Barbara Revelli

Mushroom Design

A miscellaneous products collection

How many objects have been designed with a clear reference to mushrooms?
This is has been collected until now. If you have more, add it to the bucket and we'll share the pleasure.

Vergroot

mushroomchair - Photo from the website Daily Icon

We start with a classic, french designer Pierre Paulin 'mushroom chair'; a revolutionary concept realized in 1959 from a tubular steel frame. The abstract sculptural form, creates a uniquely comfortable and aesthetically pleasing seating experience, allowing the user to have total freedom of movement.

We continue with a sustainable floor lamp designed by the australian Simon Duff
This low energy lamp utilizes low wattage LED lighting technology and recycled ABS resin, offering he end user the ability to change the colour and intensity of the light.
Another lamp is realized by swedish designer Matti Klenell in different sizes to accommodate various needs.
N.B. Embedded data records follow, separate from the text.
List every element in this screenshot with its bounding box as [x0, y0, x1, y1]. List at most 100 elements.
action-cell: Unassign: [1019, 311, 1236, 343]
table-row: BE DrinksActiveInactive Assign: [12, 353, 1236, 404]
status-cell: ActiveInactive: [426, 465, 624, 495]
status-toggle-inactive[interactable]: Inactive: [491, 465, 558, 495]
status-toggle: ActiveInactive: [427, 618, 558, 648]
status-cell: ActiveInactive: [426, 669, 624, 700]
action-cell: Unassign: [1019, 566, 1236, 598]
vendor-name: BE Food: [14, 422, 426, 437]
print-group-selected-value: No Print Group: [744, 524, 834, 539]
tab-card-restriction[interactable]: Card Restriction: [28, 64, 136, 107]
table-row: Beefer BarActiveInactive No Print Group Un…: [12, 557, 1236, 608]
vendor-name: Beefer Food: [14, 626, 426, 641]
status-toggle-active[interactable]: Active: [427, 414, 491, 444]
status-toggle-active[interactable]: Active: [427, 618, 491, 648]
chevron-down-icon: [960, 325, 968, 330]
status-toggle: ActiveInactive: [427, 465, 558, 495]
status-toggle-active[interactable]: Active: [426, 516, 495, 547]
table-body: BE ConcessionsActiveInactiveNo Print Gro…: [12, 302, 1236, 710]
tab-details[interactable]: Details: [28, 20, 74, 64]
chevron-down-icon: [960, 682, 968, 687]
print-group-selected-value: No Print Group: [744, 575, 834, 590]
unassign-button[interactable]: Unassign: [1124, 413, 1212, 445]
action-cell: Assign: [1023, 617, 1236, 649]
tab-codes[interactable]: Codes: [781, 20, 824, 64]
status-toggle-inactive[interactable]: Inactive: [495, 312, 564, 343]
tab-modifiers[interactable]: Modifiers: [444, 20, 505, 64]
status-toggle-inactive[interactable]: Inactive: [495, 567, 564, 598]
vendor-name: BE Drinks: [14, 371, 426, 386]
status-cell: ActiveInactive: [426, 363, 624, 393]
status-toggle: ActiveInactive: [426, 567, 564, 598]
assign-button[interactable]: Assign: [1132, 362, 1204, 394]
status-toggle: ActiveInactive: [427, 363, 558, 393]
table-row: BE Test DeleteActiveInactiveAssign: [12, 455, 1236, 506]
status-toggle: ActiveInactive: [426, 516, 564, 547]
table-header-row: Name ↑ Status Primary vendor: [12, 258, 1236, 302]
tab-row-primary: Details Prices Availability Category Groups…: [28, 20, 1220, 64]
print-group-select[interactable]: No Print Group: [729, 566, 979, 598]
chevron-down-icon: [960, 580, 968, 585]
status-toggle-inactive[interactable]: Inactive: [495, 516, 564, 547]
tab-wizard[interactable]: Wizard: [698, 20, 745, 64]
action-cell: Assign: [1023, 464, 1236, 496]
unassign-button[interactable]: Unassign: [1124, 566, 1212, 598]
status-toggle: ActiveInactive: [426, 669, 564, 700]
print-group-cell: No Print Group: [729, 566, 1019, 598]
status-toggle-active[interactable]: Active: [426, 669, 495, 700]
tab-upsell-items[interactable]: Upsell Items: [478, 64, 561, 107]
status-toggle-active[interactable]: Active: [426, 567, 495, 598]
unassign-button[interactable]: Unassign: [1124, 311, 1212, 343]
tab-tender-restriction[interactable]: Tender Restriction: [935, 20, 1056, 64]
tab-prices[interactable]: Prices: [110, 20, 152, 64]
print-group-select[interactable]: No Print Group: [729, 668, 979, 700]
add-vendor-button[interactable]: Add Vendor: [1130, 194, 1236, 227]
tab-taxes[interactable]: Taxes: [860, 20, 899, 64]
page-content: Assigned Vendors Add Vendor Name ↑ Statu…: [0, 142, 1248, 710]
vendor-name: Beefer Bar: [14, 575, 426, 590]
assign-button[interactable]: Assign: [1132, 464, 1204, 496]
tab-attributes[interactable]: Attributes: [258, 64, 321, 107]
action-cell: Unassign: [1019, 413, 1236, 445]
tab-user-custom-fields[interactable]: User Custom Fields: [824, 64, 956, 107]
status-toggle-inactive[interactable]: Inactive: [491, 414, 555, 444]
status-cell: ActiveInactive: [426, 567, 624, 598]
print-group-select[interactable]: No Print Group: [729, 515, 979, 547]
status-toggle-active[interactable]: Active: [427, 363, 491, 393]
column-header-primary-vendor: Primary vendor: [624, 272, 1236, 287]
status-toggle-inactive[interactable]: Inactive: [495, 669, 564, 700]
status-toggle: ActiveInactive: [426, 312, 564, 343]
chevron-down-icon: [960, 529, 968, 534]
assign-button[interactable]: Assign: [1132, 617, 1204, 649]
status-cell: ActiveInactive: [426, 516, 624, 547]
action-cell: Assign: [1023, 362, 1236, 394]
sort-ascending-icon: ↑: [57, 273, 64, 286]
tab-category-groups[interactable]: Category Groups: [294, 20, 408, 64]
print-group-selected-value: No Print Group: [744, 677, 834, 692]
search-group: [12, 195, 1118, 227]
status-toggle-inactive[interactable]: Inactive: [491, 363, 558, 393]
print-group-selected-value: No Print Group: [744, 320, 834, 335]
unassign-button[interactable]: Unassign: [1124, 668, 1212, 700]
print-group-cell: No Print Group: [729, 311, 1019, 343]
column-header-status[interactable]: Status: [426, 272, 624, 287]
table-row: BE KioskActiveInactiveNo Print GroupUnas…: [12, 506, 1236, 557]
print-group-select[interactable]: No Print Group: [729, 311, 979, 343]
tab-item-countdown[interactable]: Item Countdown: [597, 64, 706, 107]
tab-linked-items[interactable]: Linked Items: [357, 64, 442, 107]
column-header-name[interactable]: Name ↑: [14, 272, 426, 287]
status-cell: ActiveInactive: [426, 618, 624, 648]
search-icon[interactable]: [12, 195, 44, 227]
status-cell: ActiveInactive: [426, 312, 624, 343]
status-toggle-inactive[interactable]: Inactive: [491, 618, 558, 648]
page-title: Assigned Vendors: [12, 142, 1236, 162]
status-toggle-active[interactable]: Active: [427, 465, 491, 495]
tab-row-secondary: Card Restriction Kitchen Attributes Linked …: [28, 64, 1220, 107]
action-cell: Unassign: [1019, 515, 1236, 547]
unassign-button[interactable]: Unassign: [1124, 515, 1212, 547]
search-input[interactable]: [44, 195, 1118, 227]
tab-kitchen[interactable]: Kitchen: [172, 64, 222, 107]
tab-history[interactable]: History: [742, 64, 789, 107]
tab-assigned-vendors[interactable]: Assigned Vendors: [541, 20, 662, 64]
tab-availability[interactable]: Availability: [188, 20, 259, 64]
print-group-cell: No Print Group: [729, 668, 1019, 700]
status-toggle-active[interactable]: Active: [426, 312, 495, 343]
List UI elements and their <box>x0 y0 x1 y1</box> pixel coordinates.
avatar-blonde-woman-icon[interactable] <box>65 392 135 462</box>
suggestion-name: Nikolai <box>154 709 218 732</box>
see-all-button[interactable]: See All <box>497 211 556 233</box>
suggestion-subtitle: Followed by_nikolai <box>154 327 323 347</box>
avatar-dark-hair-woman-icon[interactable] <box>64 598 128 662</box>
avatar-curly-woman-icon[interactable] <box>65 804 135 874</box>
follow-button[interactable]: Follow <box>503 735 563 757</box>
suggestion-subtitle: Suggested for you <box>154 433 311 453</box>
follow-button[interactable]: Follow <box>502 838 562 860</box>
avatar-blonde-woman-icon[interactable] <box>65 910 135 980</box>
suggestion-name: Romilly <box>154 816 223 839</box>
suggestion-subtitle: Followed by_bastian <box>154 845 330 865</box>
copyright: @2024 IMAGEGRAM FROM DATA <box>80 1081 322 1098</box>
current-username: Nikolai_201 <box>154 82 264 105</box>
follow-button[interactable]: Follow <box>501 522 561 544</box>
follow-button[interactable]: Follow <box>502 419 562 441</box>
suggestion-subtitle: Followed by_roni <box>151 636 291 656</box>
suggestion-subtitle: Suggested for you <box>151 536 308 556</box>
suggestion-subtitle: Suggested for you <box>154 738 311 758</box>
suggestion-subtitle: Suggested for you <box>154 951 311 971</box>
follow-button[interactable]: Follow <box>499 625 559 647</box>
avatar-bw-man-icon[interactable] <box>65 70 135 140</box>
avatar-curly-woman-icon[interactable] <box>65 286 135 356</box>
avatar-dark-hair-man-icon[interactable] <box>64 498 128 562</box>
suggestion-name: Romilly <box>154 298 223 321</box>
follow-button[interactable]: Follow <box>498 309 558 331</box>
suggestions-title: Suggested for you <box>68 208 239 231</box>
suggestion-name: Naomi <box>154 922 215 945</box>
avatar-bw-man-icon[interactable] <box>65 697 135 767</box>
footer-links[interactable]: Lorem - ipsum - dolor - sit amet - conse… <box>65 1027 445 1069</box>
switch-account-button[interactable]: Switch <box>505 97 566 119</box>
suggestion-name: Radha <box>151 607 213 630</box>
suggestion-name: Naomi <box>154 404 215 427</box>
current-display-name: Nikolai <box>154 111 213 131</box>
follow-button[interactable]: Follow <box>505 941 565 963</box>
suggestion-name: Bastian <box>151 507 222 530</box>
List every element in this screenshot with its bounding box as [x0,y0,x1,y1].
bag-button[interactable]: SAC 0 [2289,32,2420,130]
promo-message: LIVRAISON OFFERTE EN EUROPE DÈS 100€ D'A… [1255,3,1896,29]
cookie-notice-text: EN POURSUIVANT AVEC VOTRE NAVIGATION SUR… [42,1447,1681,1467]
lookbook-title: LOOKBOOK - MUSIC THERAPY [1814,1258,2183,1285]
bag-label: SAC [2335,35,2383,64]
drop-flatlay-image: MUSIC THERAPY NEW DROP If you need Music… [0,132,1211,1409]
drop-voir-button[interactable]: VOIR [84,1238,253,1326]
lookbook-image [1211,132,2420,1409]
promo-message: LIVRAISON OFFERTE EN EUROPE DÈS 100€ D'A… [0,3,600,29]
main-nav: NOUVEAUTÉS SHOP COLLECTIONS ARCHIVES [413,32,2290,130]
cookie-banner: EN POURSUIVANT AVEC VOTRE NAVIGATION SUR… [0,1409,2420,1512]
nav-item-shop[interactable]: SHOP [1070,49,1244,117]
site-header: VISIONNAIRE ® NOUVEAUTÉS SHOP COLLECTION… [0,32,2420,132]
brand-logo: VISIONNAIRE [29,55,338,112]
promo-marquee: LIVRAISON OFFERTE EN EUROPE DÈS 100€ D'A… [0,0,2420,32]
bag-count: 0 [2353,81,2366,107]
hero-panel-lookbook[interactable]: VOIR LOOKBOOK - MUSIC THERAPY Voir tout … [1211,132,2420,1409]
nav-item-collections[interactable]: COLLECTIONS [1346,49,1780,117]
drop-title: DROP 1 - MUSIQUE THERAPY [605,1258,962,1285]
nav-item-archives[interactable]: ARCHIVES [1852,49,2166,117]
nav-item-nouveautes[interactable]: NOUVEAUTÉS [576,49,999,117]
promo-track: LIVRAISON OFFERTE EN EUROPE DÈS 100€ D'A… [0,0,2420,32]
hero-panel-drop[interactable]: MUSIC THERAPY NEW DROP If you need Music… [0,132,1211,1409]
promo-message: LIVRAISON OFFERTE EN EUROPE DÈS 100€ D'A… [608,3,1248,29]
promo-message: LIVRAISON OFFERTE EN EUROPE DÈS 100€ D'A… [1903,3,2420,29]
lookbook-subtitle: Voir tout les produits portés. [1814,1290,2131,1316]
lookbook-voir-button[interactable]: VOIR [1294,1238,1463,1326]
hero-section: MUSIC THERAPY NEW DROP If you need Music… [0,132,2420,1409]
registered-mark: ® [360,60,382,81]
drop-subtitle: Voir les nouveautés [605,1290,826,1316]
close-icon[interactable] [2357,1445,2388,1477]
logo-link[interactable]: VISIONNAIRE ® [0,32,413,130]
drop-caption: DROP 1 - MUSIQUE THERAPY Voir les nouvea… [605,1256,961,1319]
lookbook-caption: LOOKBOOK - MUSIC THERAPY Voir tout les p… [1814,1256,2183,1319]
Korean designer Heather Bayless got inspired by her childhood memory of making mushroom spore prints and realized a spice shakers. The title "Twins" comes from the typical mushroom way of growing in groups, related o each other however they maintain different levels of development, as twins do.

Still in a group is the Mushroom Forest series: the caps are on different heights and dimensions working as flat table tops. This product is developed by designer Thomas Wold.

Far away from the childhood or fairy tales influence, is the concept developed by Dunne & Raby / Michael Anastassiades. Focusing on 'irrational but real anxieties such as the fear of nuclear annihilation', as they define it, this design studio treats this phobias with a bit of humor, transforming the nuclear bomb in a huggable furniture produced in different sizes.

Last but not least, we grow from furniture to urban architecture through the mushroom form 'metropol parasol' of Jurgen Mayer in Seville, Spain.